Soldados

El sábado creí tener un déjà vu. Sentí que lo que estaba viendo ya lo había visto alguna vez, hace muchos años. No fue, por supuesto, un déjà vu. Fue un recuerdo, una reminiscencia. Una vez vi por la televisión un desfile como el de este sábado en la Plaza Roja. Yo era un niño, no me quedan claras las circunstancias. Solo recuerdo los aviones, los tanques, los cohetes y las tropas marchando en formaciones perfectas. Yo estaba encantado con aquel espectáculo. Mi mamá cocinaba. Mi papá estaba sentado en el sillón, pasado de tragos.

Me acuerdo de que en algún momento, emocionado por la marcialidad de los que desfilaban, grité: ¡Viva la Unión Soviética! ¡Vivan los soldados! ¡Viva Lenin!
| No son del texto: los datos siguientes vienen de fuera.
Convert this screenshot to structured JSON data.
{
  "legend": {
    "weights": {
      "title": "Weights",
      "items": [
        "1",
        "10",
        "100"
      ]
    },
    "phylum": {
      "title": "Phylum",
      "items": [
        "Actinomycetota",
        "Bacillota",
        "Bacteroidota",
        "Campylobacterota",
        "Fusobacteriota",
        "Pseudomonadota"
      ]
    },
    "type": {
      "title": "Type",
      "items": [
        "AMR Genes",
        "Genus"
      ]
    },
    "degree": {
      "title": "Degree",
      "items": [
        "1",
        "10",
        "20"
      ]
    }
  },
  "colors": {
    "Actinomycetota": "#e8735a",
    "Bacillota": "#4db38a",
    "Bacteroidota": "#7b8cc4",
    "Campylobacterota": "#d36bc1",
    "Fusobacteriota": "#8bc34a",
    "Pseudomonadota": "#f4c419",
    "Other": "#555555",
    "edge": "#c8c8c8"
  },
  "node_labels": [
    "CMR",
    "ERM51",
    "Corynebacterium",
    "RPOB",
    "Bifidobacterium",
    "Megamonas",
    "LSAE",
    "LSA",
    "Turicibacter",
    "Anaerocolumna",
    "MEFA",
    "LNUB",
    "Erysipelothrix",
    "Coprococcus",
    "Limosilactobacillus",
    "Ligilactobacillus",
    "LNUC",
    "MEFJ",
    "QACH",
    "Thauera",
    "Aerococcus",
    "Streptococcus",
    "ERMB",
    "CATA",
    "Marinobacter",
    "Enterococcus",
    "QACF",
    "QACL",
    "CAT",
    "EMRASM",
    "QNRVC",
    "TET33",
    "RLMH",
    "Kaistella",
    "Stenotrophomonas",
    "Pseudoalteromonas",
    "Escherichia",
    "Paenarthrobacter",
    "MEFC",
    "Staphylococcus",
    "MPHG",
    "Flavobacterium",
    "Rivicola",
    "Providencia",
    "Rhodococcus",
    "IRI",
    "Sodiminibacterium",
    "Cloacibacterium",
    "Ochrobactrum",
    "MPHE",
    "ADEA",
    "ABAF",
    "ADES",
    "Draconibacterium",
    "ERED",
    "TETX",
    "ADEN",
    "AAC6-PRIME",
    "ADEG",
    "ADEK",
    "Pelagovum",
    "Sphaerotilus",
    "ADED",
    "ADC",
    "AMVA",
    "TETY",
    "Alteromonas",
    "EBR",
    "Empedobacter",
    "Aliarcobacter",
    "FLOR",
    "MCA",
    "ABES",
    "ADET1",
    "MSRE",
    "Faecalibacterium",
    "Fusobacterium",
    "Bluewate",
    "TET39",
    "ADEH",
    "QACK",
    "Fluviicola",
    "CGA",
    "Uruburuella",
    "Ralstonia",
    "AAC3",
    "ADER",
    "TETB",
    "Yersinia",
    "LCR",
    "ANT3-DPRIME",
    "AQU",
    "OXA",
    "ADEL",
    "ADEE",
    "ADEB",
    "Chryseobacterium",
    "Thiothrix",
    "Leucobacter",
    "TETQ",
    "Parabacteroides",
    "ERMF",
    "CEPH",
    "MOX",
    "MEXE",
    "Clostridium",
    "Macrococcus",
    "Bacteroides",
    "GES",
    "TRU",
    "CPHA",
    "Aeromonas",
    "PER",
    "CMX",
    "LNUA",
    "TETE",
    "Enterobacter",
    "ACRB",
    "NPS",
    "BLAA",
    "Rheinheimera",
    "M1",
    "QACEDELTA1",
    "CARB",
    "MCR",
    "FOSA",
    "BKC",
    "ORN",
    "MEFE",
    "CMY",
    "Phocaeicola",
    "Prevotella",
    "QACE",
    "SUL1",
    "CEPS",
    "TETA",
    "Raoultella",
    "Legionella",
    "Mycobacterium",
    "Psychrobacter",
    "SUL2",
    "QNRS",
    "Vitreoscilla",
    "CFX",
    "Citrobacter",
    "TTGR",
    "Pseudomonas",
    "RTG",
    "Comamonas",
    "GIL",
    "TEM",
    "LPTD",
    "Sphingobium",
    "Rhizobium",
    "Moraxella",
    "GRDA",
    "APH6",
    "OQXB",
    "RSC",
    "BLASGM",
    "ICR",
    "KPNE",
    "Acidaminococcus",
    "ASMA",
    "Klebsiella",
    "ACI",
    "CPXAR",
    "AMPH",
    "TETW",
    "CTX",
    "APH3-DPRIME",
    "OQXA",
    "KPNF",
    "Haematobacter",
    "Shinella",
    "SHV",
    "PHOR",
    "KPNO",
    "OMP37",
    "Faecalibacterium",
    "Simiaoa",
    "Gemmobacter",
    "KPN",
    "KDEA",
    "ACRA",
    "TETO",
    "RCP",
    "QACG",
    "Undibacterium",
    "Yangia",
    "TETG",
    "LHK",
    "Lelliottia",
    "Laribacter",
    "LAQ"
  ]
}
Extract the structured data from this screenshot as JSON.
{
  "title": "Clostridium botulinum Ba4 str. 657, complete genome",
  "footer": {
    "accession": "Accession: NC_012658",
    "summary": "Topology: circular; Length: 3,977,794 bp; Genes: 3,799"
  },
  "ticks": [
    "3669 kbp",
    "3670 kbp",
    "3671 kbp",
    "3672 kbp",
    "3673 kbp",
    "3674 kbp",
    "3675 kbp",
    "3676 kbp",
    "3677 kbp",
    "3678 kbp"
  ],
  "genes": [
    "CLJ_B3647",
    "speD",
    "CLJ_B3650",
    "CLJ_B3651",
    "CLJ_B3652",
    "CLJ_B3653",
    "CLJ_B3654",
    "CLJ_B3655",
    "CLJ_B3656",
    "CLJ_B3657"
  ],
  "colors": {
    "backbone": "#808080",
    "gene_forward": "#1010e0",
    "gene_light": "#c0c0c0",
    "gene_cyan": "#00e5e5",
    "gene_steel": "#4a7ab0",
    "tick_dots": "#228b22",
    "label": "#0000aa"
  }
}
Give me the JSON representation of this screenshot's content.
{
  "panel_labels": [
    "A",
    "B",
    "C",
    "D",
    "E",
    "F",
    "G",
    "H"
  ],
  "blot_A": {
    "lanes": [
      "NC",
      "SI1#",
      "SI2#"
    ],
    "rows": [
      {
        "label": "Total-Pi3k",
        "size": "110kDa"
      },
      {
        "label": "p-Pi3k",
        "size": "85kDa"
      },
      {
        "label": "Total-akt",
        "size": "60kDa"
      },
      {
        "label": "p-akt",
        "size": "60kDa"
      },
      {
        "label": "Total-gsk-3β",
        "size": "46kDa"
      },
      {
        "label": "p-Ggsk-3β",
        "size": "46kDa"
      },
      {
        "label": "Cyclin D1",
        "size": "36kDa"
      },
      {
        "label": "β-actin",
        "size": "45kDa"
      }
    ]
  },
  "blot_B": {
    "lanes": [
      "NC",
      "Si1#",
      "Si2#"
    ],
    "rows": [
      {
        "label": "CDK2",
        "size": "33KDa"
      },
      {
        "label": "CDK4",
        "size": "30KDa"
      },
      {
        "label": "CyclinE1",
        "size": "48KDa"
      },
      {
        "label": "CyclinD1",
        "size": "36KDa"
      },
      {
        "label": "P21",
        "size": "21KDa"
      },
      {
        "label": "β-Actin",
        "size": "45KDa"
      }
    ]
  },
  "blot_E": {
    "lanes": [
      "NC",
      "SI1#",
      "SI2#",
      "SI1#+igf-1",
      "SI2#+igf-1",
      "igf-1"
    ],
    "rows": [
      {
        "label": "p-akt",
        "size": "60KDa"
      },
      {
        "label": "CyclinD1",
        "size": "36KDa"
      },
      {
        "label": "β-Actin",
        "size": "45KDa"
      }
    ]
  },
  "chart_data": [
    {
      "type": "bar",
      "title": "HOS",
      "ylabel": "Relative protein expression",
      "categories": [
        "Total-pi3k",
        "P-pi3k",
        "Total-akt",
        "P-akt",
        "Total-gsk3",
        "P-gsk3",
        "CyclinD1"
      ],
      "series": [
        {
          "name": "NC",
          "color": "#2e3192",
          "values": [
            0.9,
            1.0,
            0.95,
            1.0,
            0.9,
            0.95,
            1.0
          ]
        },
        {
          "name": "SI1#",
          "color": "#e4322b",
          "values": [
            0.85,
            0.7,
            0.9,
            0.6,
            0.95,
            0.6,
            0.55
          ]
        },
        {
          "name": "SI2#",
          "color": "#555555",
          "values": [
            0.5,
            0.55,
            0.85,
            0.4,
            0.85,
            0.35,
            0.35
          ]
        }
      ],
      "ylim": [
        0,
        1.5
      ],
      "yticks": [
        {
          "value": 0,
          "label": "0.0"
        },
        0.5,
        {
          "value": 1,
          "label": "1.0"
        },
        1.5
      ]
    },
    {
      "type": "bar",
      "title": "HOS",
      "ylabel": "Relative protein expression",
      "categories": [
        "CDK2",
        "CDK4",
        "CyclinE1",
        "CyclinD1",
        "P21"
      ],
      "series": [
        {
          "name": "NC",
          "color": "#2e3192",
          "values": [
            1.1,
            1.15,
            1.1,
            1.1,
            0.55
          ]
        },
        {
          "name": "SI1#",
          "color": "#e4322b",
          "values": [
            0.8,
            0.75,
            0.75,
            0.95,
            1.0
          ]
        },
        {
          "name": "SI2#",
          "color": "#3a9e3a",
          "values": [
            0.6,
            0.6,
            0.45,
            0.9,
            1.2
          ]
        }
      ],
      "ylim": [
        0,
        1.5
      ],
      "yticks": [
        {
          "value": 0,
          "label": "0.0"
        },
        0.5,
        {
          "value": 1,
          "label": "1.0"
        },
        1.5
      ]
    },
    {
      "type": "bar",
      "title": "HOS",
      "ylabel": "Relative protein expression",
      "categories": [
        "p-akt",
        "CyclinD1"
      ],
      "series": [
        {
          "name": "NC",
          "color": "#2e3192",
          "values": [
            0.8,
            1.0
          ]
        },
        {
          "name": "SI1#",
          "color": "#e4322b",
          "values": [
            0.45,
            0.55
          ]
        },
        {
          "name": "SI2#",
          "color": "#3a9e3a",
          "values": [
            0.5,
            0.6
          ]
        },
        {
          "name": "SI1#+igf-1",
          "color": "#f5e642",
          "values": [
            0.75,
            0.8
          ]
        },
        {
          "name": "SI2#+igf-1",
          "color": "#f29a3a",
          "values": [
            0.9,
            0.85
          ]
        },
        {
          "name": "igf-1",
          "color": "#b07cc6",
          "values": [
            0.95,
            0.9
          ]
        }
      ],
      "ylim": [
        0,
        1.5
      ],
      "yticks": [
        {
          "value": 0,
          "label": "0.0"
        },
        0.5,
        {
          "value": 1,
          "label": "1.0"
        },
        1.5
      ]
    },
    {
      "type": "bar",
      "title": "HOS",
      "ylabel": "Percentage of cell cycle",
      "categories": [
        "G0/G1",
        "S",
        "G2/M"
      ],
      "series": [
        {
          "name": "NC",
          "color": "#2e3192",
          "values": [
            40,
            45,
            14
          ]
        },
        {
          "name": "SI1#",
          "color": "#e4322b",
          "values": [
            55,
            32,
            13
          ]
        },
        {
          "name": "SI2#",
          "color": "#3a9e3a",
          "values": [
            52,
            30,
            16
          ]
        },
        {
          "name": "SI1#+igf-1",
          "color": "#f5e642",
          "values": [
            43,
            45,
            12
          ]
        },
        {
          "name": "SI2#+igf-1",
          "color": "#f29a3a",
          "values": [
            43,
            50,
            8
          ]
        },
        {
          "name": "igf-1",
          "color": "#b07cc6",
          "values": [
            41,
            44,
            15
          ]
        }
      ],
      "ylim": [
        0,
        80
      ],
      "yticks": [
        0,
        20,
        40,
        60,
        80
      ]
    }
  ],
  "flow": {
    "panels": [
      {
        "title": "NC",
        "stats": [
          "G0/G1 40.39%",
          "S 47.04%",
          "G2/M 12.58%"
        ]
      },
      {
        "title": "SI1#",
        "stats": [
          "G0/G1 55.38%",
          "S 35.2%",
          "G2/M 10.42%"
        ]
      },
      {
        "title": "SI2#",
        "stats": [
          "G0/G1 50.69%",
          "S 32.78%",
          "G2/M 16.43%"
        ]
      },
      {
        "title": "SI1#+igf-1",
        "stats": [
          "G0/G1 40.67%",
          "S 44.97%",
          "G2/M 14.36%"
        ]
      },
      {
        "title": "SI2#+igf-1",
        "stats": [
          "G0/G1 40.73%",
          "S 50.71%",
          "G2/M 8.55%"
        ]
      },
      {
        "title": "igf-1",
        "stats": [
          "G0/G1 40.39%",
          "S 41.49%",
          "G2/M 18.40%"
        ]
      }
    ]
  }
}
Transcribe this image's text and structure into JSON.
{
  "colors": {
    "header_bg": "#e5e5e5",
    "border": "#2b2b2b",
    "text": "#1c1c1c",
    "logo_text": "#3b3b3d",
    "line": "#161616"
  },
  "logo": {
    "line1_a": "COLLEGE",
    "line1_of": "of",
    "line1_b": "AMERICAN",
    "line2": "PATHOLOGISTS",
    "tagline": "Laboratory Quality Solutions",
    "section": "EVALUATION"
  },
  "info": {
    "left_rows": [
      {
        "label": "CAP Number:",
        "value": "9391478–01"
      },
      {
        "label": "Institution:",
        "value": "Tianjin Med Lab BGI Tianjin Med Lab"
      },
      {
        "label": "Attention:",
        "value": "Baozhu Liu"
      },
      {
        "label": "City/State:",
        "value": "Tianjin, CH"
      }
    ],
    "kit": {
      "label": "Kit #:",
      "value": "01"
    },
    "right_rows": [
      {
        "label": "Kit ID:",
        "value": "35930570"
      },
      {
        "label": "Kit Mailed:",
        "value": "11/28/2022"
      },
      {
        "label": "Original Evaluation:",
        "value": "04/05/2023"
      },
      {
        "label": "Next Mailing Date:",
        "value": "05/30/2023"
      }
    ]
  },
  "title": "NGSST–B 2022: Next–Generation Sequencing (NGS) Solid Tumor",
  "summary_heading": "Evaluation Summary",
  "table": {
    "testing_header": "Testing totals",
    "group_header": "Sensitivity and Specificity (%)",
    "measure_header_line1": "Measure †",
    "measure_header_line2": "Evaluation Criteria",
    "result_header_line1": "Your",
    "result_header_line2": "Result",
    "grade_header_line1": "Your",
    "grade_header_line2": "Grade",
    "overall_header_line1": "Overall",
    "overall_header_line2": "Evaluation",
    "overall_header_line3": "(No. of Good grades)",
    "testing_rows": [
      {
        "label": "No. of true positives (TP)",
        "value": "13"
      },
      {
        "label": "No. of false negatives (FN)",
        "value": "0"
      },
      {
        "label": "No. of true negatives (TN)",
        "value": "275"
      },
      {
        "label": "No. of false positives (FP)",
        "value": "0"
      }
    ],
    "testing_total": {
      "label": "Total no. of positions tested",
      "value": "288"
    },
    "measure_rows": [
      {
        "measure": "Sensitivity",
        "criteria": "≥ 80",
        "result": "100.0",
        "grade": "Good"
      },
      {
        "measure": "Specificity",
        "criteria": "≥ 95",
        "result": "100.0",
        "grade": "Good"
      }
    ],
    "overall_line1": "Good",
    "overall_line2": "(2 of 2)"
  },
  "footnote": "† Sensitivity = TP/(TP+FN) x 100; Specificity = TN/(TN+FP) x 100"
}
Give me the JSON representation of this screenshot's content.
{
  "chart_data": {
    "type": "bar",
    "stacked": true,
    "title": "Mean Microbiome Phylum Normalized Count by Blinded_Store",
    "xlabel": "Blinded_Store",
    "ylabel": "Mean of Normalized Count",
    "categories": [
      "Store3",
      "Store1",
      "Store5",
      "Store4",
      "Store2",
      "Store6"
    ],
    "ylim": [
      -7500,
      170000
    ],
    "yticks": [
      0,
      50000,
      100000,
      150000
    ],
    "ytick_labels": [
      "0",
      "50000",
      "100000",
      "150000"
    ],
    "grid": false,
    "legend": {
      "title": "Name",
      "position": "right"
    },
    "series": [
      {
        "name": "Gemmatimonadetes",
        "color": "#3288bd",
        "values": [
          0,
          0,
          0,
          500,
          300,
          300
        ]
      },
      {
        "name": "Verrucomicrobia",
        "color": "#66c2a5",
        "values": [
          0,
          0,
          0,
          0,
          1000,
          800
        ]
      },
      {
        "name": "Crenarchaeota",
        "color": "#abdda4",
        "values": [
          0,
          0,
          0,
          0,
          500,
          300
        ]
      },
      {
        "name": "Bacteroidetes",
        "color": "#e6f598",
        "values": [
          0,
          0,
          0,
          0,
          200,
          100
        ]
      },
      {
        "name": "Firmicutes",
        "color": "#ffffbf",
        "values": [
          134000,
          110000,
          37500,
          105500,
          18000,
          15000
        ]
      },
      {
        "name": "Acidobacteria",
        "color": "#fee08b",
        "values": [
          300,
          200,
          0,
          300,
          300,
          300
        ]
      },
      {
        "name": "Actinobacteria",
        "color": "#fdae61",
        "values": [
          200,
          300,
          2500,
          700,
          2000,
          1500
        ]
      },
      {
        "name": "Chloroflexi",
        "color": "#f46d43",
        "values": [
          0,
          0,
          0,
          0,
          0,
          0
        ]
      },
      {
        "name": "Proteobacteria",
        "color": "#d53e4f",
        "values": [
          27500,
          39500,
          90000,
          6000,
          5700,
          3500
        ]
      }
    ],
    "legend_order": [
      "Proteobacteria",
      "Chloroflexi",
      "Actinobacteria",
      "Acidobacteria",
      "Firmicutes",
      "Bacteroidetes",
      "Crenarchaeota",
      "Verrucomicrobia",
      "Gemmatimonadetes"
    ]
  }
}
Mi papá se echó a reír: “¡Que vivan, pero que vivan lejos!” Mi mamá se alarmó: “¡Nórido!, deja de decirle esas cosas al niño”.

Yo no entendí nada. En esa época (época dorada, en la que comíamos mucha carne de res enlatada, la deliciosa carne rusa) yo tenía las cosas muy claras. Los soviéticos eran los buenos y los estadounidenses eran los malos. Un soldado soviético era un amigo. Un soldado estadounidense era un enemigo. Así de simple. Yo me emocionaba ante el desfile militar en la Plaza Roja porque sentía que esos soldados estaban ahí para defendernos si hiciera falta.

Mi papá se rebelaba ante una ecuación tan superficial. “Ni los rusos son tan buenos, ni los americanos son tan malos. Y a la hora de los mameyes, los grandes se reparten el botín y los chiquitos se tienen que joder”.

—¿Quiénes son los chiquitos? —preguntaba yo.

—Nosotros somos los chiquitos, los rusos y los americanos son los grandes.

Escuchar eso fue muy fuerte para mí. Cuando yo estaba en segundo grado creía que nosotros, los cubanos, éramos los más grandes, los más felices, los más valientes, los más cariñosos, los más bonitos del mundo. Nosotros y nuestros hermanos de los países socialistas. Yo sufría mucho por los niños pobres del resto del mundo, que no tenían las oportunidades que tenía yo.

Mi padre, para disgusto de mi madre, me puso los pies en la tierra.

“Ese desfile es para demostrar que tienen mucho poder, para que a nadie se le ocurra enfrentarse a la Unión Soviética. Si los americanos y los rusos se van a la guerra aquí nada más van a quedar las cucarachas. Con cuatro bombazos se acabó todo”.

Me aterroricé. Los cañones ya no me parecieron tan bonitos.

—Pero nosotros nos defenderemos. ¡Nadie podrá con nuestro pueblo! —me acordé de lo que decían los guías en los domingos de la defensa.

—¿Tú crees que nosotros podemos contra esas bombas? Hay bombas que pueden destruir un país completo en una hora.

Ya fue demasiado, por poco me echo a llorar. Mi madre se molestó con mi padre.

—¡Cállate! ¡No asustes más al niño!

Mi padre se encogió de hombros y se fue silbando, que es lo que hacía cada vez que mi mamá comenzaba a pelear.

—Mami —balbuceé yo—, ¿de verdad va a haber una guerra?

—Claro que no, mi amor. Los soviéticos no lo van a permitir. Cuba y la Unión Soviética son amigos para siempre. Y cuando seas grande, lo más seguro es que puedas ir a ver con tus propios ojos ese desfile.

Ahora no sé si lo decía para calmarme o si estaba convencida de lo que decía. A mi madre nunca le ha interesado la alta política. A mi padre sí, y de vez en vez, cuando tomaba más de la cuenta, volvía a hablarme de enfrentamientos y ejércitos modernos, tratando siempre de que mi madre no lo escuchara.

Ahora pienso que mi padre debió haber esperado un poco más para hablarme de los horrores de la guerra. A mí me fascinaban los desfiles militares (y de alguna manera me siguen fascinando, soy un neurótico de la organización), pero desde muy temprano aprendí que nunca eran inocentes. Desde muy temprano supe que esos cañones, esos cohetes, esos tanques estaban diseñados para matar, que su ámbito ideal no era una plaza engalanada, multicolor y alegre, sino el campo de batalla, imperio de la destrucción y el dolor.